Salzwissen

Salz im Ayurveda

1 Jul, 2022

In ayurvedischen Texten ist Steinsalz als "saindhava lavana” (सैन्धव लवण) bekannt, das heißt Indussalz. Davon leitet sich ab das heute gebräuchlichere "Sendha namak" oder Sendha-Salz. Es ist auch bekannt unter  den Namen "Lahori namak" (Salz aus Lahore) oder Sendori.
Als "bestes aller Salze" wurde Bergsalz in den ayurvedischen Schriften von den Alten Indern gepriesen und zwar gleichermaßen als Gewürz, wie auch als Heilmittel. Im Unterschied zu Meersalz muß es nicht an der Sonne getrocknet werden und erzeugt dadurch weniger Hitze im Körper. Daher wird es von allen Gemütern gut vertragen. Salz besteht aus den Elementen Feuer und Wasser, was beispielsweise die Äbtissin Hildegard von Bingen (1098-1179) auch so sah. Gemäß dem Ayurveda ist jedes Gemüt ebenso aus verschiedenen Elementen aufgebaut. Der Schleimer aus Erde und Wasser, der Windling (वातज) aus Luft und Äther, und der Galler – gleich dem Salze – aus Feuer und Wasser. So kann man sich leicht denken, daß die, durch die Sonne zugeführte Hitze bei der Salzproduktion in Meersalzsalinen, dem Galler zuviel wird, weil der ja auch aus Feuer und Wasser besteht. Dieser Schluß muß freilich auch für Siedesalz gelten. Welches Gemüt ihre Gäste haben, ist freilich den wenigsten Wirten bekannt; mit Steinsalz kann der Koch aber nichts falsch machen, weil alle Typen es gut vertragen, und er damit immer richtig liegt.
Meersalz (Seesalz, Sal marinum) wird im Ayurveda generell als minderwertig gegenüber dem Bergsalz gesehen. Ein Grund neben dem oben erwähnten, ist sicherlich der, daß früher Meersalz einen bitterlichen Geschmack auswies, infolge des starken Gehaltes an Bittersalzen im Meerwasser. Erst seit cirka hunderzwanzig Jahren ist man in der Lage, durch ein besonderes Verfahren, Meersalz zu gewinnen, welches keine Bittersalze mehr enthält.
Wegen den enthaltenen Bittersalzen war Meersalz zudem stark hygroskopisch, das heißt wasseranziehend, wodurch es sich besser zum Auftauen von Eis eignete als Bergsalz, da es stärker Wasser anzog als dieses. Eine solche Meersalzlösung erstarrte selbst bei starker Kälte nicht. Bergsalz hingegen ist auch hygroskopisch wegen der darin in geringen Mengen enthaltenen anderen Salze, die wasseranziehend wirken. Kristallsalz hingegen ist zu hundert Prozent reines Natriumchlorid. Es enthält keine anderen Salze, ist daher auch nicht hygroskopisch und bleibt auch in feuchten Räumen trocken, soweit freilich die Luftfeuchtigkeit nicht 74 Prozent überschreitet.
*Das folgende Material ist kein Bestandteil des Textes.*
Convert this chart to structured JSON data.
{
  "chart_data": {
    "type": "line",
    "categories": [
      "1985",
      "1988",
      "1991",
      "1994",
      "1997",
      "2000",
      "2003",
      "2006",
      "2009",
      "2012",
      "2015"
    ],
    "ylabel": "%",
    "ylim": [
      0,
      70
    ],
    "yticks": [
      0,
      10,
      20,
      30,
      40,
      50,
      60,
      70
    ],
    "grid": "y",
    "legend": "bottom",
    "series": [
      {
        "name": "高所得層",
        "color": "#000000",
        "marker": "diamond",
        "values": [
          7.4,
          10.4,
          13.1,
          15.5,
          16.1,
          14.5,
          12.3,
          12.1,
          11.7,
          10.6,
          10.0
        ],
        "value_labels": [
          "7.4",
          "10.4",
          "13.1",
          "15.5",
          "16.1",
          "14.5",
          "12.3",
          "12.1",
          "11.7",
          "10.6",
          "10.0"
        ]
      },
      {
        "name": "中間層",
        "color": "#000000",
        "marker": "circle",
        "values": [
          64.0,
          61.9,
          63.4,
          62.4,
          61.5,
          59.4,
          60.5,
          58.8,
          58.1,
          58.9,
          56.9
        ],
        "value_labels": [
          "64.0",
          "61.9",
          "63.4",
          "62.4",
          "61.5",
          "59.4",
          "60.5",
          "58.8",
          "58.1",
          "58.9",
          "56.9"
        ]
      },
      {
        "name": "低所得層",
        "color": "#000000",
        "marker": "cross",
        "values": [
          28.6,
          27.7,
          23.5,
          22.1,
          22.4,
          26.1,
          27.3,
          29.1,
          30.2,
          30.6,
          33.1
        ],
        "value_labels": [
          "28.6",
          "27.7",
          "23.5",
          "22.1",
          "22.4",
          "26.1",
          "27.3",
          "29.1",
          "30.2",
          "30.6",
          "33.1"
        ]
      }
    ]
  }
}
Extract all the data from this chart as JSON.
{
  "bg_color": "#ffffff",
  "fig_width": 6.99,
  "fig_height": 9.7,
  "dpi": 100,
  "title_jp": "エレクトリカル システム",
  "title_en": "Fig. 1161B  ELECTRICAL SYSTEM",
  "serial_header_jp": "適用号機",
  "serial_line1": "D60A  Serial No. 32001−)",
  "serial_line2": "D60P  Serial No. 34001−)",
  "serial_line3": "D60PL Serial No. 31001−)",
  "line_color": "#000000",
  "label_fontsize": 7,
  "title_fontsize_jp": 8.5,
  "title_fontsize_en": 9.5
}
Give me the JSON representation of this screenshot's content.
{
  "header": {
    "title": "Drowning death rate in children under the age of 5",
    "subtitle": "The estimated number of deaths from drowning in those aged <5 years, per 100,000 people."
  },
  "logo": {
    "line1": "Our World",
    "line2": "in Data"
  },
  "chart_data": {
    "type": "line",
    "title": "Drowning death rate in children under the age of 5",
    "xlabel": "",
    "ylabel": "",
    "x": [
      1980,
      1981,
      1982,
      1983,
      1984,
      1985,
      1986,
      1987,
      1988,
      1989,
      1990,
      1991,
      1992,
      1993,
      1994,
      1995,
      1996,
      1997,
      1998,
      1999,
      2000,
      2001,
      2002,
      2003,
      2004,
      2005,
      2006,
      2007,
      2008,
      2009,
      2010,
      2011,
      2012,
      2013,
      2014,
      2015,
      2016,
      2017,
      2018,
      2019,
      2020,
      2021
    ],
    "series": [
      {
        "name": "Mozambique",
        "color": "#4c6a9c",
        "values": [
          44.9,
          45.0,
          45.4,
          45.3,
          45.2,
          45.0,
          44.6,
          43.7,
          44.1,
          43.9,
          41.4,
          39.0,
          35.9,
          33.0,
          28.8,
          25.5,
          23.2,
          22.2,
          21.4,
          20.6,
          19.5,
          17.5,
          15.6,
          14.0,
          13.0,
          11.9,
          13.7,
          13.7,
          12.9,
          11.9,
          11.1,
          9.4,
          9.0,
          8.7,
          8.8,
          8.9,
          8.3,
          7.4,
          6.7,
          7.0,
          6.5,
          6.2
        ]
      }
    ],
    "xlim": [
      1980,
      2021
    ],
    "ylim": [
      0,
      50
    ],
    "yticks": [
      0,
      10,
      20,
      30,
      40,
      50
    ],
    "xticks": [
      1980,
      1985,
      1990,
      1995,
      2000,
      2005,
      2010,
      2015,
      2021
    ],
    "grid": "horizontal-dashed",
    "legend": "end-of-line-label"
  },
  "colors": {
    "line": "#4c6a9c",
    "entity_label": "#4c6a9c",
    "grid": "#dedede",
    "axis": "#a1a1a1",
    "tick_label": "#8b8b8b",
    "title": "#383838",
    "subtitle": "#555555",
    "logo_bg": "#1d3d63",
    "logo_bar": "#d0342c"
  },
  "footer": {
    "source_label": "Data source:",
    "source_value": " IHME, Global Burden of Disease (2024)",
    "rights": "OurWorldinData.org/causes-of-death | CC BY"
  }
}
Der tibetische Arzt Pasang Yonten Arya verweist in seinem Buch "Handbuch aller Heilmittel der Traditonellen Tibetischen Medizin" (2001) auf die Hindu-Mythologie, gemäß der das Bergsalz aus den Körperflüssigketen der Götter entstanden sei: das weiße stamme von Herrn Schiva und das rote von dessen Gemahlin. Schon in den Nullerjahren hatte ich Professor Arya angeschrieben und ihn gefragt, wie denn die entsprechende Hindu-Quelle heißt, aber die konnte er mir leider nicht nennen. Falls Sie, lieber Leser, darüber Bescheid wissen sollten, in welcher indischen Schrift das steht, bitte schreiben Sie uns, darüber wären wir sehr dankbar! Interessant ist nämlich schon, daß in der tibetischen Materia Medica recht ausführlich über die verschiedenen Salzarten und ihre Wirkung geschrieben wird.